Since the invention of classical computation [1], it has been used in all aspects of our life, from Apollo moon landing missions to controlling toaster machines. Classical computing is based on using bits of 1’s and 0’s and is built on the theoretical framework of Turing machines. They used physical devices based on classical physical concepts giving a deterministic output bit using what are known as logic gates. Progress in computation followed two parallel paths; one for optimizing the computational algorithms [2], and the other focuses on enhancing the classical hardware by increasing the scale of integration, parallelism and speed of operation. Although a lot of achievement occurred in this classical methodology, a whole new approach was proposed in 1980s by Richard Feynman [3], where a quantum systems are proposed as a replacement of the classical devices. Instead of bits quantum bits or Qubits are the building blocks for quantum computations. Qubits are the quantum states which are processed by the quantum gates, which are quantum systems that manipulate qubits and produce new ones. Quantum algorithms were developed starting with the factoring algorithm by Peter Shor [4], and a lot more quantum algorithms in other applications [5]. This field is hindered by the difficulty of building and dealing with quantum devices.
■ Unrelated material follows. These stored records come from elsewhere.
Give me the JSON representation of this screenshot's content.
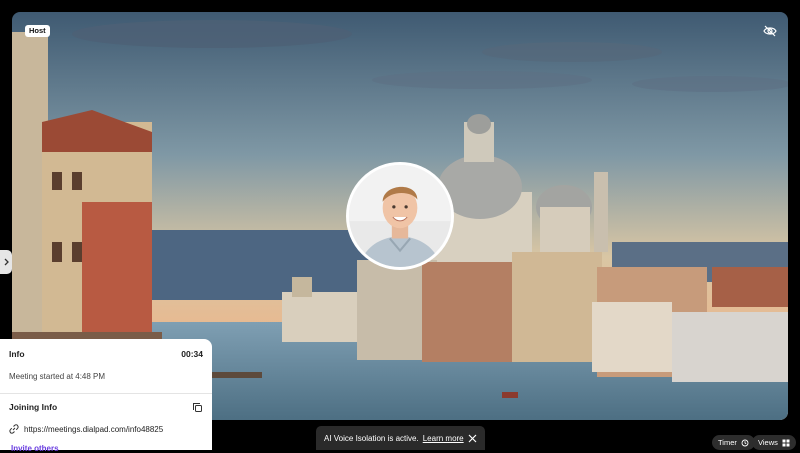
{
  "video": {
    "host_badge": "Host",
    "participant_icon": "avatar-photo"
  },
  "info_panel": {
    "title": "Info",
    "timer": "00:34",
    "meeting_started": "Meeting started at 4:48 PM",
    "joining_title": "Joining Info",
    "meeting_link": "https://meetings.dialpad.com/info48825",
    "invite_label": "Invite others"
  },
  "toast": {
    "message": "AI Voice Isolation is active.",
    "link": "Learn more"
  },
  "controls": {
    "timer_label": "Timer",
    "views_label": "Views"
  },
  "colors": {
    "accent": "#6b3fe0",
    "toast_bg": "#2a2a2a"
  }
}
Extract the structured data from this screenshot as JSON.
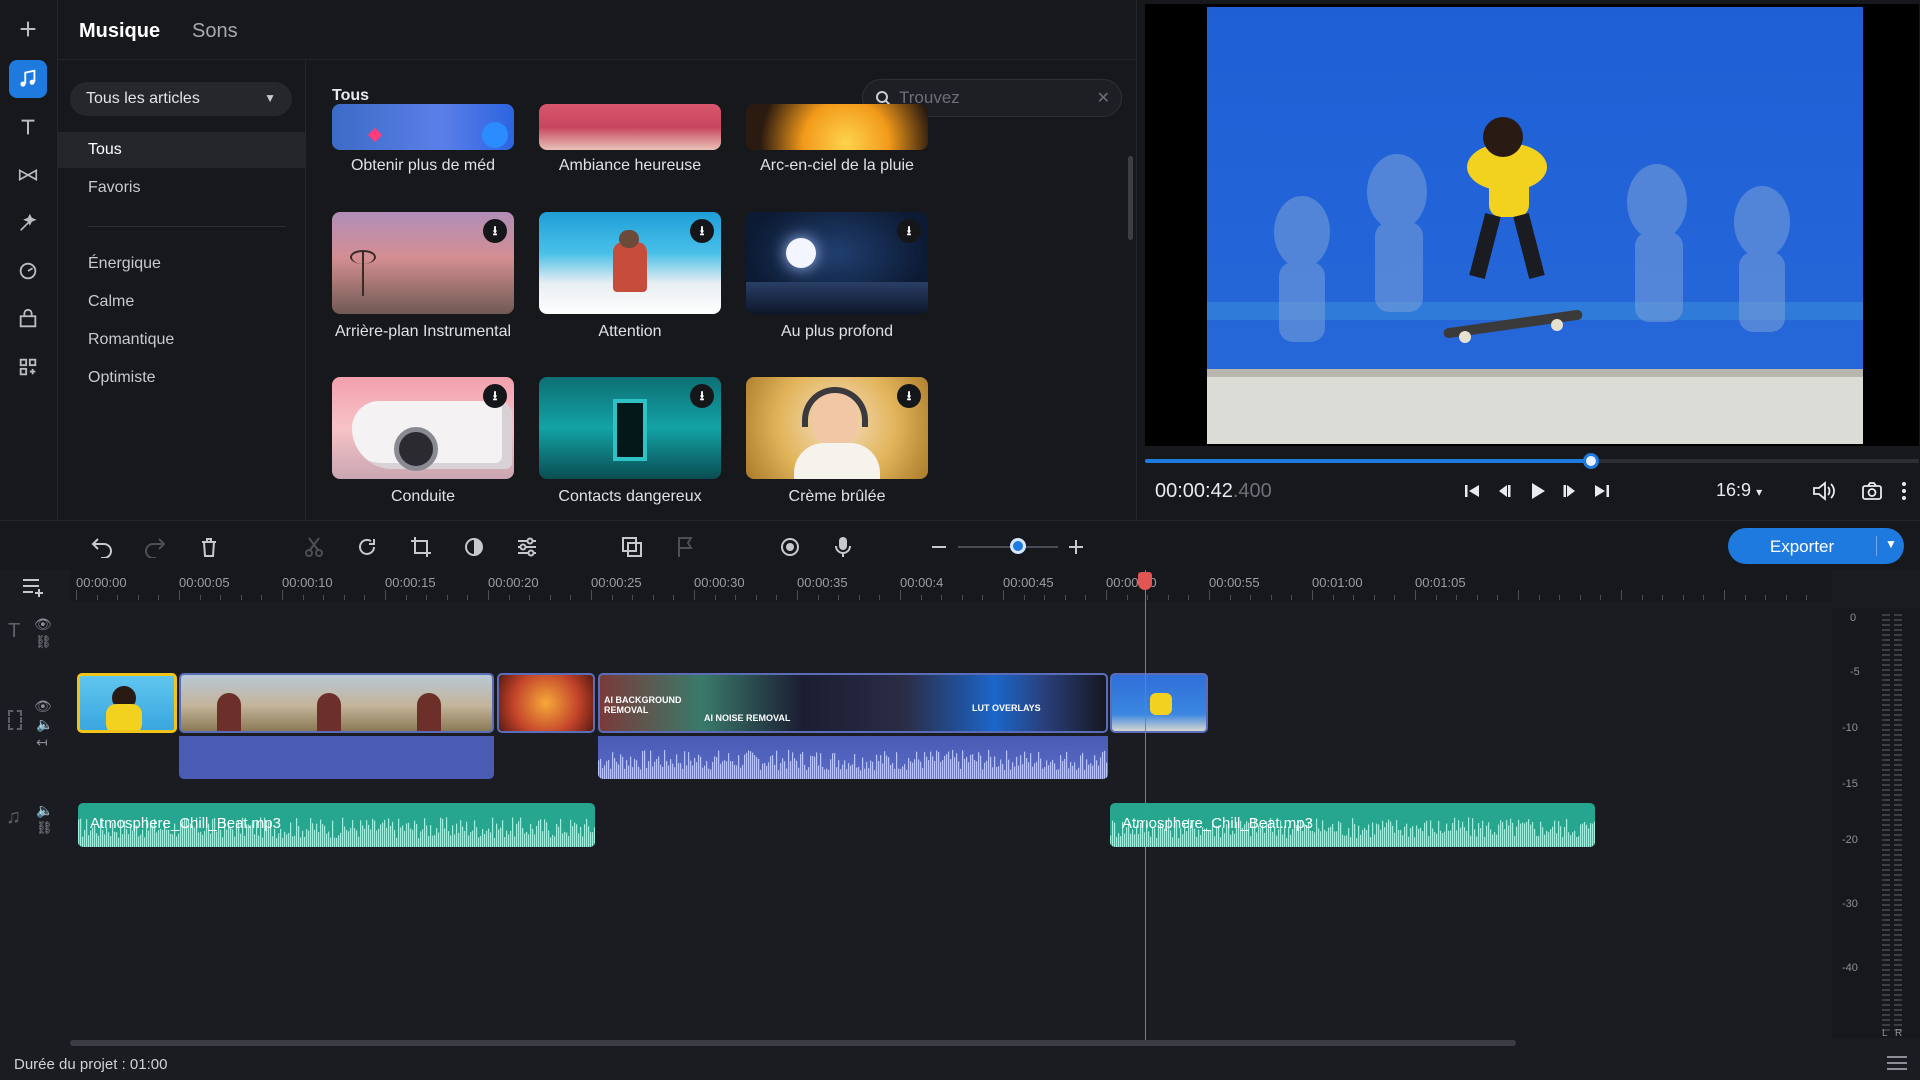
{
  "library": {
    "tabs": [
      "Musique",
      "Sons"
    ],
    "dropdown": "Tous les articles",
    "categories": [
      "Tous",
      "Favoris",
      "Énergique",
      "Calme",
      "Romantique",
      "Optimiste"
    ],
    "title": "Tous",
    "search_placeholder": "Trouvez",
    "items": [
      "Obtenir plus de méd",
      "Ambiance heureuse",
      "Arc-en-ciel de la pluie",
      "Arrière-plan Instrumental",
      "Attention",
      "Au plus profond",
      "Conduite",
      "Contacts dangereux",
      "Crème brûlée"
    ]
  },
  "player": {
    "time": "00:00:42",
    "time_ms": ".400",
    "progress": 0.576,
    "aspect": "16:9"
  },
  "toolbar": {
    "export_label": "Exporter"
  },
  "timeline": {
    "ticks": [
      "00:00:00",
      "00:00:05",
      "00:00:10",
      "00:00:15",
      "00:00:20",
      "00:00:25",
      "00:00:30",
      "00:00:35",
      "00:00:4",
      "00:00:45",
      "00:00:50",
      "00:00:55",
      "00:01:00",
      "00:01:05"
    ],
    "audio_clips": [
      "Atmosphere_Chill_Beat.mp3",
      "Atmosphere_Chill_Beat.mp3"
    ],
    "video_overlays": [
      "AI BACKGROUND REMOVAL",
      "AI NOISE REMOVAL",
      "LUT OVERLAYS"
    ],
    "meter_labels": [
      "0",
      "-5",
      "-10",
      "-15",
      "-20",
      "-30",
      "-40"
    ],
    "meter_channels": [
      "L",
      "R"
    ],
    "duration": "Durée du projet : 01:00"
  },
  "colors": {
    "accent": "#1f7ae0",
    "audio_clip": "#26a68f",
    "playhead": "#e25555",
    "background": "#17181c"
  }
}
In this proposed project we will work in two research tracks:

• Computer Algorithm: Develop quantum circuits and understand some algorithms [6] to solve different tasks such as algorithm to calculate Fast Fourier Transform FFT [7] with small number of steps compared to classical algorithm. The work on algorithms may involve implementation using quantum logic circuits.
• Physical Realization:
  • Implementing the building block of a quantum circuit which is called a quantum bit, involves manipulating a physical system between its lowest quantum states, which is very difficult to build and operate, requiring a system at extremely low temperatures as a few kelvins. Among the possible realization is what is called TRANSMONS (Transmission Line Shunted Plasma Oscillation Qubit) [8]. We will study the theoretical simulations of those components and how to simulate simple quantum circuits using them.
  • Another approach for realizing quantum circuits is the use of photonics [9], [10] which is challenged by the high level of optical coherence and extremely small power lasers required. We will try to survey this area as well.

Project Objectives

• Literature Review: The scope of this part is to review both the quantum algorithms and gates and how to think in terms of the quantum computing language. Another part of the review will cover the physical parts, where the hardware implementation of the quantum system using superconducting transmission line shunted plasma oscillation qubits TRNSMONS and quantum photonics.
• Understand Quantum Algorithms and Implement in Quantum Circuits: In this part we are going to understand a quantum algorithm for some application. We will also build the abstract quantum circuits for implementation from the basic quantum gates (such as CNOT, Controlled Z, and Toffoli gates) to perform a quantum processing chosen task.
• Hardware Design and simulation: This work package covers design and simulation of a simple quantum hardware that contains a few qubits to be build using superconducting transmission line shunted plasma oscillation qubits TRNSMONS and interaction of the different parts and how read out (measure) output.
• Quantum Photonics: We will try to investigate the possibility of designing a simple quantum processor using phonics.